Research from MYOB reveals that almost half of Baby Boomer SME owners intend to exit their businesses within the next one to five years, yet a significant number have not established a formal succession plan.
Without a clearly documented strategy, the transition from a seasoned owner to a new and less experienced operator can be disruptive, potentially impacting business continuity, staff retention and overall enterprise value.
What Is a Succession Plan?
A succession plan is a structured framework that sets out how ownership and management will be transferred. It defines the timing, legal and financial arrangements, and provides clarity to all parties involved in the transition.
Four Critical Inclusions for an Effective Succession Plan:
- Exit Terms and Post-Exit Role: Outline the departing owner’s ongoing involvement, if any. Specify whether they will take on a consultancy or advisory role, and detail the steps for formally transferring operational and legal control to the successor.
- Transition Schedule: Develop a clear timeline with defined milestones for knowledge transfer, operational handover and completion of the transaction. This helps to minimise disruption and ensures stakeholders remain informed throughout the process.

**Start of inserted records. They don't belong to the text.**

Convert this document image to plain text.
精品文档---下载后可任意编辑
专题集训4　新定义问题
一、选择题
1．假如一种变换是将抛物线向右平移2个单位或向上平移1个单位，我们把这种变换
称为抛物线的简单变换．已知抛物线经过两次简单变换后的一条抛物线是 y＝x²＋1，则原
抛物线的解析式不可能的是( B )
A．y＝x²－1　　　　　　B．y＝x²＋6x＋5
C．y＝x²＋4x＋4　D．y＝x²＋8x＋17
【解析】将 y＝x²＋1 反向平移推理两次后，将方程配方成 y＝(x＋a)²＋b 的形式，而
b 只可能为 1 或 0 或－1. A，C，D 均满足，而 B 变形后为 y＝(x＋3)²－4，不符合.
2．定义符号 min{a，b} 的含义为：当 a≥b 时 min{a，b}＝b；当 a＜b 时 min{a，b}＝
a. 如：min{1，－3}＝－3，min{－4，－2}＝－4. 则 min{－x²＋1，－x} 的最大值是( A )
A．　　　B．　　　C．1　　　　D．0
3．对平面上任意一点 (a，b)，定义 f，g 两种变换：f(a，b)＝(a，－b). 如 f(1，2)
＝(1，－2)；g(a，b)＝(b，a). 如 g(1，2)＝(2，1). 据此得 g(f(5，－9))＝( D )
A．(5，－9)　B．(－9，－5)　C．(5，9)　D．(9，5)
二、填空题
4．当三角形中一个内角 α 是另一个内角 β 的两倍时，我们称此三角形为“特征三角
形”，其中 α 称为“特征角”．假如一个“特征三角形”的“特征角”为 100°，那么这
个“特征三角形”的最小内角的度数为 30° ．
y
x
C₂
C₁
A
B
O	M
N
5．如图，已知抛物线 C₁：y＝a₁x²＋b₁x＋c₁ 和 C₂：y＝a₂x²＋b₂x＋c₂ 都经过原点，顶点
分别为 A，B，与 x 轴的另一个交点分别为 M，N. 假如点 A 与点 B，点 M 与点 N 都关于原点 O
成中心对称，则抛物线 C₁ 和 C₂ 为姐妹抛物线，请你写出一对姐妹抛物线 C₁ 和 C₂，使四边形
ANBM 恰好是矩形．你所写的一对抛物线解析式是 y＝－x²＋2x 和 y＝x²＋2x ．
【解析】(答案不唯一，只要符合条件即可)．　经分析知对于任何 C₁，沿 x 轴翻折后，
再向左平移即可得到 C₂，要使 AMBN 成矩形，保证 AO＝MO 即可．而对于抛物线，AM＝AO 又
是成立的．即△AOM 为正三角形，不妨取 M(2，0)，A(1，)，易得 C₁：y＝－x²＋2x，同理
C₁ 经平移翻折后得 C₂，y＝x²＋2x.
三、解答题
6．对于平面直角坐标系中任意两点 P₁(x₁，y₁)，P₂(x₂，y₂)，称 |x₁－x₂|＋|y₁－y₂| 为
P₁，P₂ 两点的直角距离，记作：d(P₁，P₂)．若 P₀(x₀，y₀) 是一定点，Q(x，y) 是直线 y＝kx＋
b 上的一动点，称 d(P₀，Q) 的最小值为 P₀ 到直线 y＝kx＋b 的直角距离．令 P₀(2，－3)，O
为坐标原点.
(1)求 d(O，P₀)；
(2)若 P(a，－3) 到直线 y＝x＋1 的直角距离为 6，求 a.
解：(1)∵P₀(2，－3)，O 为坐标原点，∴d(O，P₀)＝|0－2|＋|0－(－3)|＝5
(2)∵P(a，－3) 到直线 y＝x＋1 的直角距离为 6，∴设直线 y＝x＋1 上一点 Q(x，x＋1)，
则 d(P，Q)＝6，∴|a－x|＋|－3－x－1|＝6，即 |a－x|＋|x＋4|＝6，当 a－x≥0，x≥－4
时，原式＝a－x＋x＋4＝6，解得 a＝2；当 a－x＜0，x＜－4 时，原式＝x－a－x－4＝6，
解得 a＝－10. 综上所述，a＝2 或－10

- Successor Selection: Identify the successor – whether family, internal staff or an external purchaser – and set out any training or mentoring required. Include a clear handover of authority to ensure a smooth change in leadership.
- Financial Structure: Determine the business valuation and specify the commercial terms for the transfer. Document the payment structure, whether a lump sum, staged payments or equity share arrangement, to provide certainty for both parties.
To safeguard the business and protect your financial interests, it is advisable to engage accountants, legal advisers and business consultants when drafting and implementing your succession plan.